Il dirigea toute la mêlée à distance, laissant faire Ney et Murat. Ce sont pourtant ses dispositions qui assurèrent la possession finale du champ de bataille.

Mais, penché sur la plaine, il regardait avec une angoisse indescriptible fondre et disparaître un à un ses régiments. Comment les remplacerait-il? Telle était la pensée qui le rongeait pendant l'action. Il était semblable au joueur hardi martingalant et qui se demande s'il lui restera assez d'or pour tenter la chance jusqu'au bout et forcer la fortune.

A dix heures du matin, on vint lui annoncer que la grande redoute avait été enlevée à la baïonnette par le 30e de ligne, commandé par le général Bonamy, de la division Morand. Ney et Murat envoyèrent alors Belliard demander à Napoléon de faire donner sa garde pour achever la déroute. Il refusa, et, sagement, trouvant que c'était tôt d'engager sa garde dans la matinée. Il accorda cependant la division Friant.

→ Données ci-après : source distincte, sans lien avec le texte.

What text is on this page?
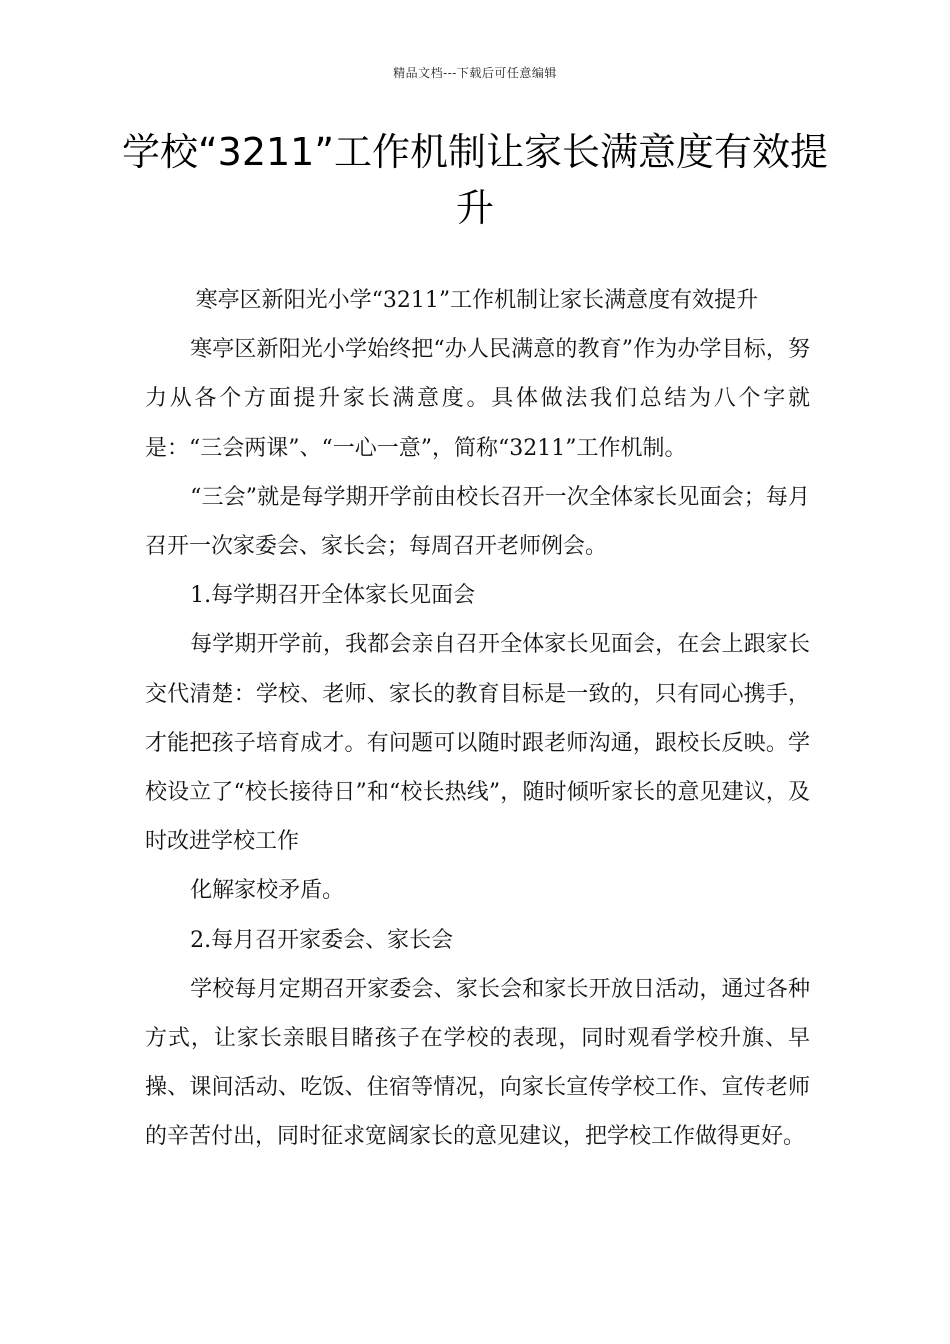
精品文档---下载后可任意编辑
学校“3211”工作机制让家长满意度有效提升

寒亭区新阳光小学“3211”工作机制让家长满意度有效提升

寒亭区新阳光小学始终把“办人民满意的教育”作为办学目标，努力从各个方面提升家长满意度。具体做法我们总结为八个字就是：“三会两课”、“一心一意”，简称“3211”工作机制。

“三会”就是每学期开学前由校长召开一次全体家长见面会；每月召开一次家委会、家长会；每周召开老师例会。

1.每学期召开全体家长见面会

每学期开学前，我都会亲自召开全体家长见面会，在会上跟家长交代清楚：学校、老师、家长的教育目标是一致的，只有同心携手，才能把孩子培育成才。有问题可以随时跟老师沟通，跟校长反映。学校设立了“校长接待日”和“校长热线”，随时倾听家长的意见建议，及时改进学校工作

化解家校矛盾。

2.每月召开家委会、家长会

学校每月定期召开家委会、家长会和家长开放日活动，通过各种方式，让家长亲眼目睹孩子在学校的表现，同时观看学校升旗、早操、课间活动、吃饭、住宿等情况，向家长宣传学校工作、宣传老师的辛苦付出，同时征求宽阔家长的意见建议，把学校工作做得更好。
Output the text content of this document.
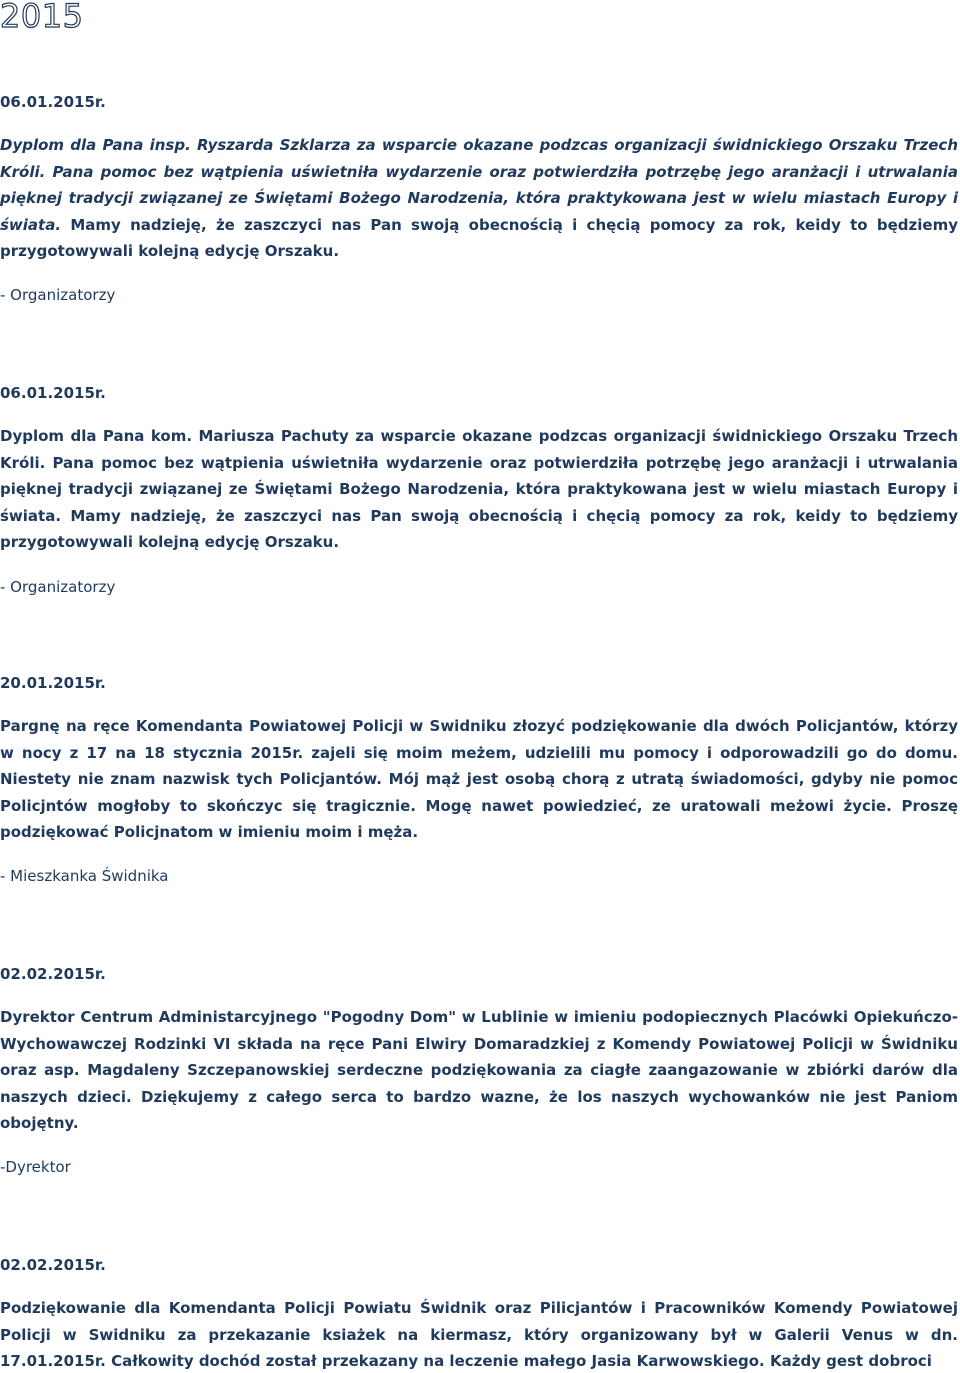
2015

06.01.2015r.

Dyplom dla Pana insp. Ryszarda Szklarza za wsparcie okazane podzcas organizacji świdnickiego Orszaku Trzech Króli. Pana pomoc bez wątpienia uświetniła wydarzenie oraz potwierdziła potrzębę jego aranżacji i utrwalania pięknej tradycji związanej ze Świętami Bożego Narodzenia, która praktykowana jest w wielu miastach Europy i świata. Mamy nadzieję, że zaszczyci nas Pan swoją obecnością i chęcią pomocy za rok, keidy to będziemy przygotowywali kolejną edycję Orszaku.

- Organizatorzy

06.01.2015r.

Dyplom dla Pana kom. Mariusza Pachuty za wsparcie okazane podzcas organizacji świdnickiego Orszaku Trzech Króli. Pana pomoc bez wątpienia uświetniła wydarzenie oraz potwierdziła potrzębę jego aranżacji i utrwalania pięknej tradycji związanej ze Świętami Bożego Narodzenia, która praktykowana jest w wielu miastach Europy i świata. Mamy nadzieję, że zaszczyci nas Pan swoją obecnością i chęcią pomocy za rok, keidy to będziemy przygotowywali kolejną edycję Orszaku.

- Organizatorzy

20.01.2015r.

Pargnę na ręce Komendanta Powiatowej Policji w Swidniku złozyć podziękowanie dla dwóch Policjantów, którzy w nocy z 17 na 18 stycznia 2015r. zajeli się moim meżem, udzielili mu pomocy i odporowadzili go do domu. Niestety nie znam nazwisk tych Policjantów. Mój mąż jest osobą chorą z utratą świadomości, gdyby nie pomoc Policjntów mogłoby to skończyc się tragicznie. Mogę nawet powiedzieć, ze uratowali meżowi życie. Proszę podziękować Policjnatom w imieniu moim i męża.

- Mieszkanka Świdnika

02.02.2015r.

Dyrektor Centrum Administarcyjnego "Pogodny Dom" w Lublinie w imieniu podopiecznych Placówki Opiekuńczo-Wychowawczej Rodzinki VI składa na ręce Pani Elwiry Domaradzkiej z Komendy Powiatowej Policji w Świdniku oraz asp. Magdaleny Szczepanowskiej serdeczne podziękowania za ciagłe zaangazowanie w zbiórki darów dla naszych dzieci. Dziękujemy z całego serca to bardzo wazne, że los naszych wychowanków nie jest Paniom obojętny.

-Dyrektor

02.02.2015r.

Podziękowanie dla Komendanta Policji Powiatu Świdnik oraz Pilicjantów i Pracowników Komendy Powiatowej Policji w Swidniku za przekazanie ksiażek na kiermasz, który organizowany był w Galerii Venus w dn. 17.01.2015r. Całkowity dochód został przekazany na leczenie małego Jasia Karwowskiego. Każdy gest dobroci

Après la prise du ravin, Ney et le vice-roi réclamèrent encore les secours de la garde. Napoléon ne consentit qu'à lancer la division Claparède, de la jeune garde.

Quand Poniatowski, ayant fini d'occuper les bois, enleva à droite Outitza, sur la vieille route de Moscou, et que l'armée russe débordée eut commencé son mouvement de retraite, l'Empereur répondit au maréchal Lefebvre qui le suppliait de lui permettre d'achever l'écrasement des Russes et de les f.... dans la Moskowa, la baïonnette de ses grenadiers au c...:

—Non, mon vieux camarade, je ne te laisserai pas te couvrir de gloire aujourd'hui... Tes grenadiers ont assez gagné de batailles!... Les Russes sont en désordre. Mais ce sont de bons soldats. Voici les meilleures troupes du czar devant nous battant en retraite. Ils ne sont que dix-huit mille environ ces survivants de la journée; mais dix-huit mille combattants solides et désespérés, acculés à une rivière, peuvent se défendre brillamment...

—Sire, nous les aurons! dit Lefebvre, impatient de combattre.

—Je le sais bien, par Dieu! que nous les aurons, répondit l'Empereur, mais combien de mes braves succomberont dans cette suprême lutte?... Je ne veux pas faire démolir ma garde!... à huit cents lieues de France on ne risque pas sa dernière réserve!... Duc de Dantzig, avant peu peut-être, je ferai appel à ma garde!... Pour le moment, qu'elle se contente d'admirer l'armée qui a vaincu et qu'elle se dise qu'après avoir fait une entrée triomphale dans Moscou, je ne puis rentrer à Paris, seul, comme un général vaincu!...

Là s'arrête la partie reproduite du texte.